Here is the example codes:
library(survival)
df <- data.frame(
treatment = c(0, 1)
, time = c(1, 2)
, event = c(1, 1)
)
survdiff(Surv(time, event) ~ treatment, data = df, rho = 0)
Here is the output from R:
Call:
survdiff(formula = Surv(time, event) ~ treatment, data = df,
rho = 0)
N Observed Expected (O-E)^2/E (O-E)^2/V
treatment=0 1 1 0.5 0.500 1
treatment=1 1 1 1.5 0.167 1
Chisq= 1 on 1 degrees of freedom, p= 0.3
At time 2, there is only one subject at risk and I just could not find a formula to get the Chisq squared statistic equals 1 in this case. Much appreciate for the help.
I wrote this function over 2 decades ago. I'll have to do the same thing that you could do -- go and read the source code. I try to leave lots of comments in my code (but never enough). I'm on holiday, though, so such things will wait for my return.
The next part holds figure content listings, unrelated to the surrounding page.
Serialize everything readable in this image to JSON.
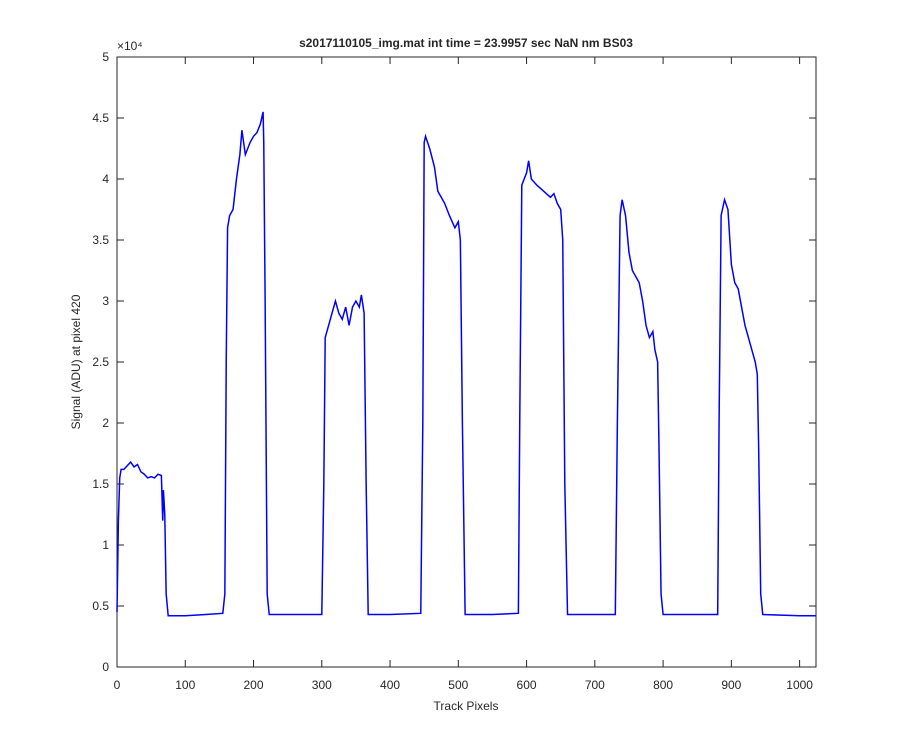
{
  "chart_data": {
    "type": "line",
    "title": "s2017110105_img.mat int time = 23.9957 sec  NaN nm BS03",
    "x_label": "Track Pixels",
    "y_label": "Signal (ADU) at pixel 420",
    "y_exponent_label": "×10⁴",
    "xlim": [
      0,
      1024
    ],
    "ylim": [
      0,
      5
    ],
    "xticks": [
      0,
      100,
      200,
      300,
      400,
      500,
      600,
      700,
      800,
      900,
      1000
    ],
    "yticks": [
      0,
      0.5,
      1,
      1.5,
      2,
      2.5,
      3,
      3.5,
      4,
      4.5,
      5
    ],
    "grid": false,
    "x": [
      0,
      2,
      4,
      6,
      10,
      15,
      20,
      25,
      30,
      35,
      40,
      45,
      50,
      55,
      60,
      65,
      67,
      68,
      70,
      72,
      75,
      100,
      130,
      155,
      158,
      160,
      162,
      165,
      170,
      175,
      180,
      183,
      188,
      195,
      200,
      205,
      210,
      214,
      215,
      217,
      220,
      223,
      260,
      300,
      303,
      305,
      310,
      315,
      320,
      325,
      330,
      335,
      340,
      345,
      350,
      355,
      358,
      362,
      365,
      368,
      400,
      445,
      448,
      450,
      452,
      458,
      465,
      470,
      475,
      480,
      487,
      495,
      500,
      503,
      506,
      510,
      550,
      588,
      590,
      593,
      600,
      603,
      607,
      615,
      625,
      635,
      640,
      645,
      650,
      653,
      656,
      660,
      700,
      730,
      733,
      737,
      740,
      745,
      750,
      755,
      765,
      770,
      775,
      780,
      785,
      788,
      792,
      794,
      797,
      800,
      850,
      880,
      882,
      885,
      890,
      895,
      900,
      905,
      910,
      915,
      920,
      925,
      930,
      935,
      938,
      940,
      943,
      946,
      1000,
      1024
    ],
    "series": [
      {
        "color": "#0000ff",
        "values": [
          0.45,
          1.2,
          1.55,
          1.62,
          1.62,
          1.65,
          1.68,
          1.64,
          1.66,
          1.6,
          1.58,
          1.55,
          1.56,
          1.55,
          1.58,
          1.57,
          1.2,
          1.45,
          1.25,
          0.6,
          0.42,
          0.42,
          0.43,
          0.44,
          0.6,
          2.5,
          3.6,
          3.7,
          3.75,
          4.0,
          4.2,
          4.4,
          4.2,
          4.3,
          4.35,
          4.38,
          4.45,
          4.55,
          4.3,
          3.0,
          0.6,
          0.43,
          0.43,
          0.43,
          1.5,
          2.7,
          2.8,
          2.9,
          3.0,
          2.9,
          2.85,
          2.95,
          2.8,
          2.95,
          3.0,
          2.95,
          3.05,
          2.9,
          1.5,
          0.43,
          0.43,
          0.44,
          2.0,
          4.3,
          4.35,
          4.25,
          4.1,
          3.9,
          3.85,
          3.8,
          3.7,
          3.6,
          3.65,
          3.5,
          2.0,
          0.43,
          0.43,
          0.44,
          2.0,
          3.95,
          4.05,
          4.15,
          4.0,
          3.95,
          3.9,
          3.85,
          3.88,
          3.8,
          3.75,
          3.5,
          1.5,
          0.43,
          0.43,
          0.43,
          2.0,
          3.7,
          3.83,
          3.7,
          3.4,
          3.25,
          3.15,
          3.0,
          2.8,
          2.7,
          2.75,
          2.6,
          2.5,
          1.8,
          0.6,
          0.43,
          0.43,
          0.43,
          2.0,
          3.7,
          3.83,
          3.75,
          3.3,
          3.15,
          3.1,
          2.95,
          2.8,
          2.7,
          2.6,
          2.5,
          2.4,
          1.8,
          0.6,
          0.43,
          0.42,
          0.42
        ]
      }
    ]
  }
}
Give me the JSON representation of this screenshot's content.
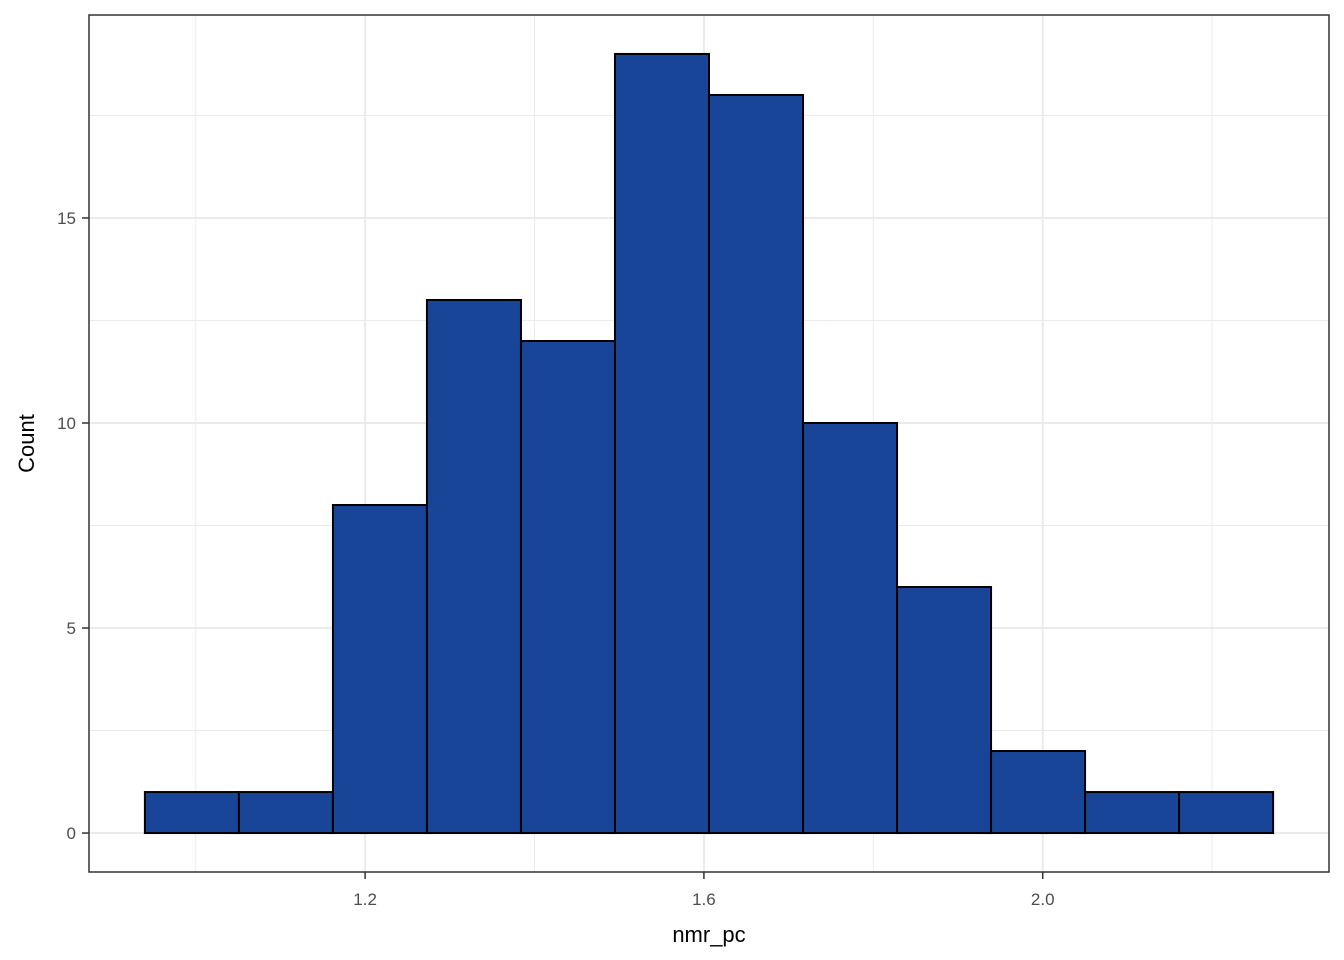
{
  "chart_data": {
    "type": "bar",
    "subtype": "histogram",
    "xlabel": "nmr_pc",
    "ylabel": "Count",
    "bins": [
      {
        "x0": 0.94,
        "x1": 1.051,
        "count": 1
      },
      {
        "x0": 1.051,
        "x1": 1.162,
        "count": 1
      },
      {
        "x0": 1.162,
        "x1": 1.273,
        "count": 8
      },
      {
        "x0": 1.273,
        "x1": 1.384,
        "count": 13
      },
      {
        "x0": 1.384,
        "x1": 1.495,
        "count": 12
      },
      {
        "x0": 1.495,
        "x1": 1.606,
        "count": 19
      },
      {
        "x0": 1.606,
        "x1": 1.717,
        "count": 18
      },
      {
        "x0": 1.717,
        "x1": 1.828,
        "count": 10
      },
      {
        "x0": 1.828,
        "x1": 1.939,
        "count": 6
      },
      {
        "x0": 1.939,
        "x1": 2.05,
        "count": 2
      },
      {
        "x0": 2.05,
        "x1": 2.161,
        "count": 1
      },
      {
        "x0": 2.161,
        "x1": 2.272,
        "count": 1
      }
    ],
    "xlim": [
      0.874,
      2.338
    ],
    "ylim": [
      -0.95,
      19.95
    ],
    "x_ticks": [
      1.2,
      1.6,
      2.0
    ],
    "x_tick_labels": [
      "1.2",
      "1.6",
      "2.0"
    ],
    "x_minor_ticks": [
      1.0,
      1.4,
      1.8,
      2.2
    ],
    "y_ticks": [
      0,
      5,
      10,
      15
    ],
    "y_tick_labels": [
      "0",
      "5",
      "10",
      "15"
    ],
    "y_minor_ticks": [
      2.5,
      7.5,
      12.5,
      17.5
    ],
    "grid": true,
    "bar_fill": "#194599",
    "bar_outline": "#000000",
    "grid_color": "#ebebeb",
    "panel_border": "#333333"
  }
}
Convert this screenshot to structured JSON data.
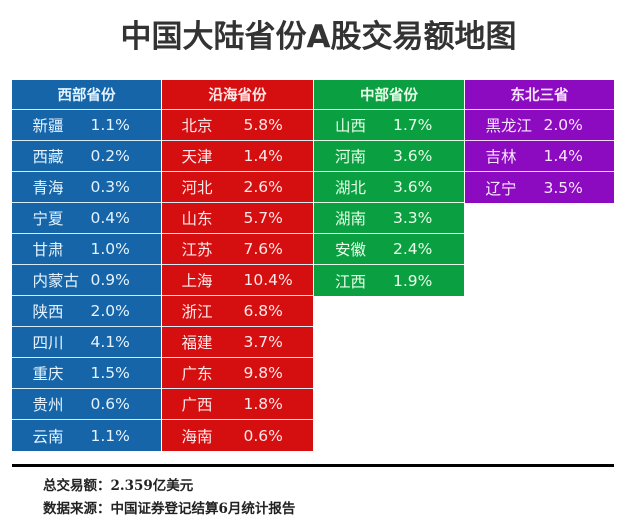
{
  "title": "中国大陆省份A股交易额地图",
  "groups": [
    {
      "name": "西部省份",
      "color": "#1565a8",
      "rows": [
        {
          "province": "新疆",
          "value": "1.1%"
        },
        {
          "province": "西藏",
          "value": "0.2%"
        },
        {
          "province": "青海",
          "value": "0.3%"
        },
        {
          "province": "宁夏",
          "value": "0.4%"
        },
        {
          "province": "甘肃",
          "value": "1.0%"
        },
        {
          "province": "内蒙古",
          "value": "0.9%"
        },
        {
          "province": "陕西",
          "value": "2.0%"
        },
        {
          "province": "四川",
          "value": "4.1%"
        },
        {
          "province": "重庆",
          "value": "1.5%"
        },
        {
          "province": "贵州",
          "value": "0.6%"
        },
        {
          "province": "云南",
          "value": "1.1%"
        }
      ]
    },
    {
      "name": "沿海省份",
      "color": "#d50f0f",
      "rows": [
        {
          "province": "北京",
          "value": "5.8%"
        },
        {
          "province": "天津",
          "value": "1.4%"
        },
        {
          "province": "河北",
          "value": "2.6%"
        },
        {
          "province": "山东",
          "value": "5.7%"
        },
        {
          "province": "江苏",
          "value": "7.6%"
        },
        {
          "province": "上海",
          "value": "10.4%"
        },
        {
          "province": "浙江",
          "value": "6.8%"
        },
        {
          "province": "福建",
          "value": "3.7%"
        },
        {
          "province": "广东",
          "value": "9.8%"
        },
        {
          "province": "广西",
          "value": "1.8%"
        },
        {
          "province": "海南",
          "value": "0.6%"
        }
      ]
    },
    {
      "name": "中部省份",
      "color": "#0aa042",
      "rows": [
        {
          "province": "山西",
          "value": "1.7%"
        },
        {
          "province": "河南",
          "value": "3.6%"
        },
        {
          "province": "湖北",
          "value": "3.6%"
        },
        {
          "province": "湖南",
          "value": "3.3%"
        },
        {
          "province": "安徽",
          "value": "2.4%"
        },
        {
          "province": "江西",
          "value": "1.9%"
        }
      ]
    },
    {
      "name": "东北三省",
      "color": "#8c0bc1",
      "rows": [
        {
          "province": "黑龙江",
          "value": "2.0%"
        },
        {
          "province": "吉林",
          "value": "1.4%"
        },
        {
          "province": "辽宁",
          "value": "3.5%"
        }
      ]
    }
  ],
  "footer": {
    "total": "总交易额：2.359亿美元",
    "source": "数据来源：中国证券登记结算6月统计报告"
  },
  "chart_data": {
    "type": "table",
    "title": "中国大陆省份A股交易额地图",
    "columns": [
      "西部省份",
      "沿海省份",
      "中部省份",
      "东北三省"
    ],
    "series": [
      {
        "name": "西部省份",
        "categories": [
          "新疆",
          "西藏",
          "青海",
          "宁夏",
          "甘肃",
          "内蒙古",
          "陕西",
          "四川",
          "重庆",
          "贵州",
          "云南"
        ],
        "values": [
          1.1,
          0.2,
          0.3,
          0.4,
          1.0,
          0.9,
          2.0,
          4.1,
          1.5,
          0.6,
          1.1
        ]
      },
      {
        "name": "沿海省份",
        "categories": [
          "北京",
          "天津",
          "河北",
          "山东",
          "江苏",
          "上海",
          "浙江",
          "福建",
          "广东",
          "广西",
          "海南"
        ],
        "values": [
          5.8,
          1.4,
          2.6,
          5.7,
          7.6,
          10.4,
          6.8,
          3.7,
          9.8,
          1.8,
          0.6
        ]
      },
      {
        "name": "中部省份",
        "categories": [
          "山西",
          "河南",
          "湖北",
          "湖南",
          "安徽",
          "江西"
        ],
        "values": [
          1.7,
          3.6,
          3.6,
          3.3,
          2.4,
          1.9
        ]
      },
      {
        "name": "东北三省",
        "categories": [
          "黑龙江",
          "吉林",
          "辽宁"
        ],
        "values": [
          2.0,
          1.4,
          3.5
        ]
      }
    ],
    "unit": "%",
    "annotations": [
      "总交易额：2.359亿美元",
      "数据来源：中国证券登记结算6月统计报告"
    ]
  }
}
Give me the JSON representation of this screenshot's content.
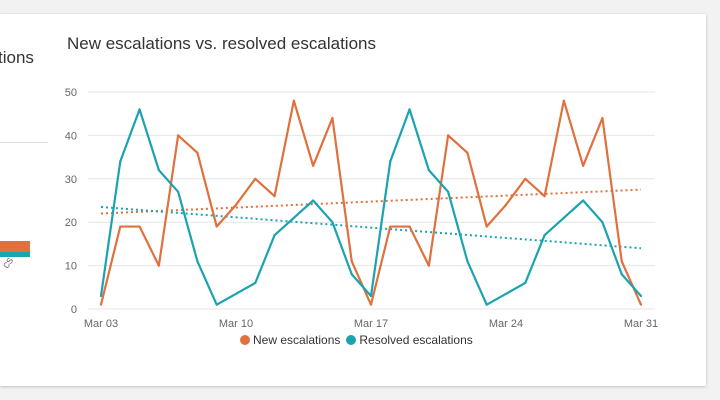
{
  "left_panel": {
    "title_fragment": "tions",
    "tick_fragment": "cs",
    "colors": {
      "orange": "#e0703c",
      "teal": "#1aa3b0"
    }
  },
  "chart_data": {
    "type": "line",
    "title": "New escalations vs. resolved escalations",
    "xlabel": "",
    "ylabel": "",
    "ylim": [
      0,
      50
    ],
    "yticks": [
      0,
      10,
      20,
      30,
      40,
      50
    ],
    "x_start": "Mar 03",
    "x_end": "Mar 31",
    "x_tick_labels": [
      "Mar 03",
      "Mar 10",
      "Mar 17",
      "Mar 24",
      "Mar 31"
    ],
    "x_tick_days": [
      3,
      10,
      17,
      24,
      31
    ],
    "x": [
      3,
      4,
      5,
      6,
      7,
      8,
      9,
      10,
      11,
      12,
      13,
      14,
      15,
      16,
      17,
      18,
      19,
      20,
      21,
      22,
      23,
      24,
      25,
      26,
      27,
      28,
      29,
      30,
      31
    ],
    "series": [
      {
        "name": "New escalations",
        "color": "#e0703c",
        "values": [
          1,
          19,
          19,
          10,
          40,
          36,
          19,
          24,
          30,
          26,
          48,
          33,
          44,
          11,
          1,
          19,
          19,
          10,
          40,
          36,
          19,
          24,
          30,
          26,
          48,
          33,
          44,
          11,
          1
        ],
        "trendline": [
          22,
          27.5
        ]
      },
      {
        "name": "Resolved escalations",
        "color": "#1aa3b0",
        "values": [
          3,
          34,
          46,
          32,
          27,
          11,
          1,
          3.5,
          6,
          17,
          21,
          25,
          20,
          8,
          3,
          34,
          46,
          32,
          27,
          11,
          1,
          3.5,
          6,
          17,
          21,
          25,
          20,
          8,
          3
        ],
        "trendline": [
          23.5,
          14
        ]
      }
    ],
    "grid": true,
    "legend_position": "bottom-center"
  }
}
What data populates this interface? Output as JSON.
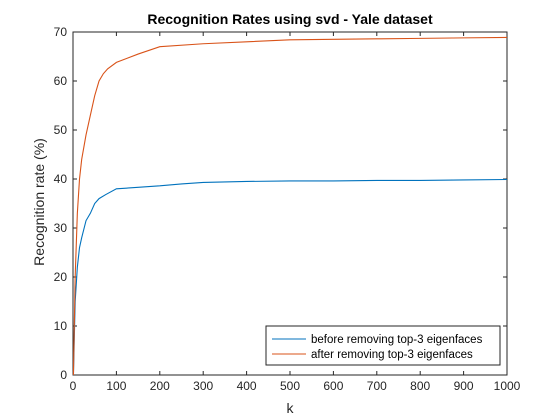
{
  "chart_data": {
    "type": "line",
    "title": "Recognition Rates using svd - Yale dataset",
    "xlabel": "k",
    "ylabel": "Recognition rate (%)",
    "xlim": [
      0,
      1000
    ],
    "ylim": [
      0,
      70
    ],
    "xticks": [
      0,
      100,
      200,
      300,
      400,
      500,
      600,
      700,
      800,
      900,
      1000
    ],
    "yticks": [
      0,
      10,
      20,
      30,
      40,
      50,
      60,
      70
    ],
    "grid": false,
    "legend_position": "bottom-right",
    "series": [
      {
        "name": "before removing top-3 eigenfaces",
        "color": "#0072BD",
        "x": [
          1,
          5,
          10,
          15,
          20,
          30,
          40,
          50,
          60,
          75,
          100,
          150,
          200,
          250,
          300,
          400,
          500,
          600,
          700,
          800,
          900,
          1000
        ],
        "y": [
          0,
          15,
          22,
          26,
          28,
          31.5,
          33,
          35,
          36,
          36.8,
          38,
          38.3,
          38.6,
          39,
          39.3,
          39.5,
          39.6,
          39.6,
          39.7,
          39.7,
          39.8,
          39.9
        ]
      },
      {
        "name": "after removing top-3 eigenfaces",
        "color": "#D95319",
        "x": [
          1,
          5,
          10,
          15,
          20,
          30,
          40,
          50,
          60,
          70,
          80,
          100,
          150,
          200,
          300,
          400,
          500,
          600,
          700,
          800,
          900,
          1000
        ],
        "y": [
          0,
          20,
          33,
          40,
          44,
          49,
          53,
          57,
          60,
          61.5,
          62.5,
          63.8,
          65.5,
          67,
          67.6,
          68,
          68.4,
          68.5,
          68.6,
          68.7,
          68.8,
          68.9
        ]
      }
    ]
  }
}
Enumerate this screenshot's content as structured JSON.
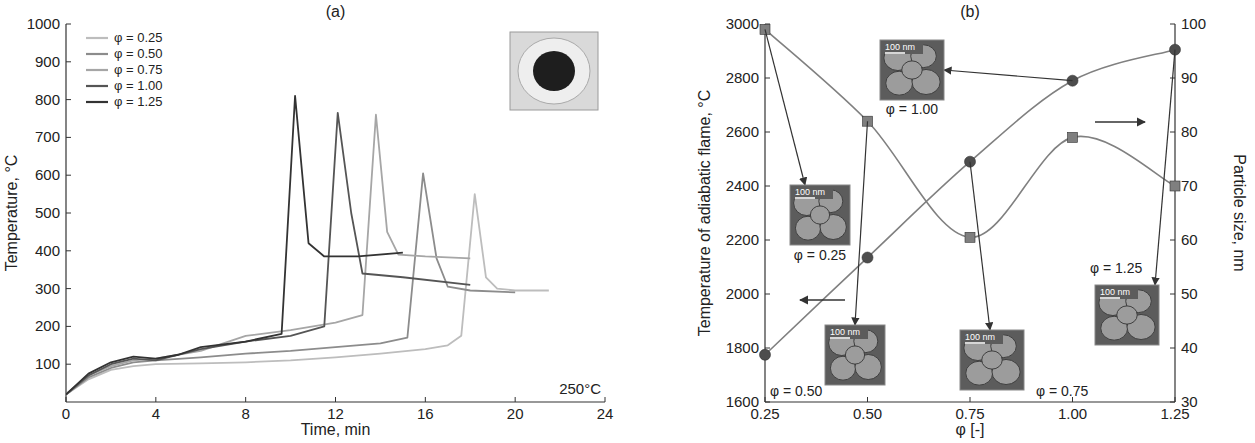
{
  "chart_data": [
    {
      "type": "line",
      "title": "(a)",
      "x_label": "Time, min",
      "y_label": "Temperature, °C",
      "xlim": [
        0,
        24
      ],
      "xticks": [
        0,
        4,
        8,
        12,
        16,
        20,
        24
      ],
      "ylim": [
        0,
        1000
      ],
      "yticks": [
        100,
        200,
        300,
        400,
        500,
        600,
        700,
        800,
        900,
        1000
      ],
      "legend": "upper left",
      "annotations": [
        "250°C"
      ],
      "series": [
        {
          "name": "φ = 0.25",
          "color": "#bdbdbd",
          "x": [
            0,
            1,
            2,
            3,
            4,
            6,
            8,
            10,
            12,
            14,
            16,
            17,
            17.6,
            18.2,
            18.7,
            19.2,
            20,
            21.5
          ],
          "values": [
            20,
            60,
            85,
            95,
            100,
            102,
            105,
            110,
            118,
            128,
            140,
            150,
            175,
            550,
            330,
            300,
            295,
            295
          ]
        },
        {
          "name": "φ = 0.50",
          "color": "#8c8c8c",
          "x": [
            0,
            1,
            2,
            3,
            4,
            6,
            8,
            10,
            12,
            14,
            15.2,
            15.9,
            16.5,
            17,
            18,
            20
          ],
          "values": [
            20,
            65,
            90,
            105,
            110,
            118,
            128,
            135,
            145,
            155,
            170,
            605,
            380,
            305,
            295,
            290
          ]
        },
        {
          "name": "φ = 0.75",
          "color": "#a6a6a6",
          "x": [
            0,
            1,
            2,
            3,
            4,
            6,
            8,
            10,
            12,
            13.2,
            13.8,
            14.3,
            14.8,
            16,
            18
          ],
          "values": [
            20,
            70,
            95,
            110,
            115,
            135,
            175,
            190,
            210,
            230,
            760,
            450,
            390,
            385,
            380
          ]
        },
        {
          "name": "φ = 1.00",
          "color": "#555555",
          "x": [
            0,
            1,
            2,
            3,
            4,
            6,
            8,
            10,
            11.5,
            12.1,
            12.7,
            13.2,
            15,
            18
          ],
          "values": [
            20,
            70,
            100,
            115,
            110,
            140,
            160,
            175,
            200,
            765,
            500,
            340,
            330,
            310
          ]
        },
        {
          "name": "φ = 1.25",
          "color": "#333333",
          "x": [
            0,
            1,
            2,
            3,
            4,
            5,
            6,
            8,
            9.6,
            10.2,
            10.8,
            11.5,
            13,
            15
          ],
          "values": [
            20,
            75,
            105,
            120,
            115,
            125,
            145,
            160,
            180,
            810,
            420,
            385,
            385,
            395
          ]
        }
      ]
    },
    {
      "type": "line",
      "title": "(b)",
      "x_label": "φ [-]",
      "y_label": "Temperature of adiabatic flame, °C",
      "y2_label": "Particle size, nm",
      "x": [
        0.25,
        0.5,
        0.75,
        1.0,
        1.25
      ],
      "xlim": [
        0.25,
        1.25
      ],
      "xticks": [
        0.25,
        {
          "value": 0.5,
          "label": "0.50"
        },
        0.75,
        {
          "value": 1.0,
          "label": "1.00"
        },
        1.25
      ],
      "ylim": [
        1600,
        3000
      ],
      "yticks": [
        1600,
        1800,
        2000,
        2200,
        2400,
        2600,
        2800,
        3000
      ],
      "y2lim": [
        30,
        100
      ],
      "y2ticks": [
        30,
        40,
        50,
        60,
        70,
        80,
        90,
        100
      ],
      "series": [
        {
          "color": "#4d4d4d",
          "marker": "circle",
          "line_style": "smooth",
          "values": [
            1775,
            2135,
            2490,
            2790,
            2905
          ]
        },
        {
          "color": "#7f7f7f",
          "marker": "square",
          "line_style": "smooth",
          "axis": "y2",
          "values": [
            99,
            82,
            60.5,
            79,
            70
          ]
        }
      ],
      "insets": [
        {
          "label": "φ = 0.25",
          "scale_bar": "100 nm"
        },
        {
          "label": "φ = 0.50",
          "scale_bar": "100 nm"
        },
        {
          "label": "φ = 0.75",
          "scale_bar": "100 nm"
        },
        {
          "label": "φ = 1.00",
          "scale_bar": "100 nm"
        },
        {
          "label": "φ = 1.25",
          "scale_bar": "100 nm"
        }
      ]
    }
  ]
}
The variance is a sum over the event times. At any time point where all the remaining subjects are in a single group, the contribution to the variance at that time point is 0. There is not a 'variance at time 1'.
Thanks thernea for the explanation. I couldn't understand why at the time point where only one group members exist, the contribution to variance is zero, but it still contributes to the expected events?